My fear about this new dawn is to do with the parallel network of private organisations that stand to benefit from this new tranche of public money. I have lost count in recent months of how many erstwhile charity workers or NHS staff have set themselves up in business as private care providers. They may deliver the same service, but they are making a profit out of it.
For me it cuts across every reason that I have ever been involved in the third sector. However good the "care packages" of these private, profit-making companies, however innovatory they can be once freed of public bureaucracy, I cannot quite stomach the idea that someone, somewhere is making money out of people's misery. And it is not only their "clients" who are at risk of exploitation by these outsourcing operators. I heartily recommend Polly Toynbee's book Hard Work: Life in Low-Pay Britain for the appalling portrait it paints of how some of these companies treat their employees in pursuit of profits.

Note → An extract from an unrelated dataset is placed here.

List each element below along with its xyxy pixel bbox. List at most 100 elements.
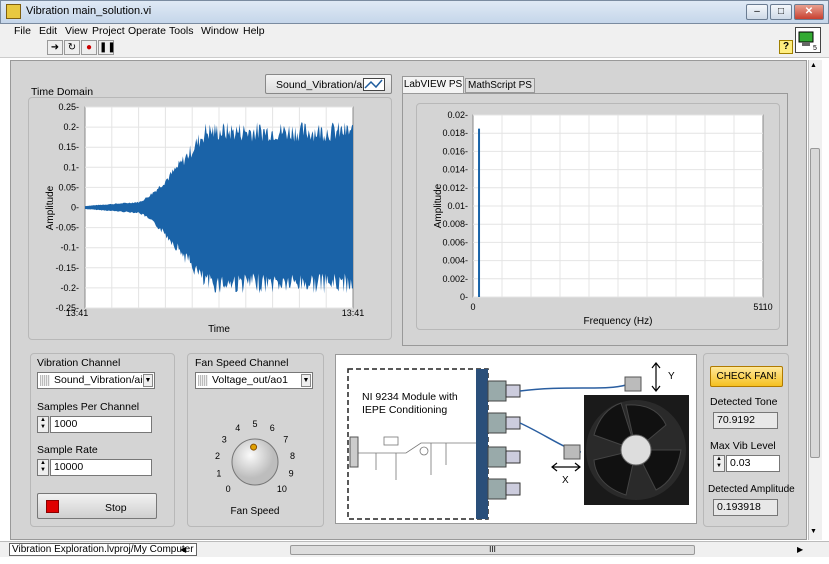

In our sector, the accepted attitude to this development seems to me to have been one of tolerance and adaptation. As Supporting People threatens to put even more public money in their pockets, perhaps we should get a bit more militant, not least by showing that we can do the same job just as well if not better without wanting to make a fast buck into the bargain.
Peter Stanford is a writer and broadcaster. He chaired the trustees of the national disability charity Aspire and now sits on various trustee boards.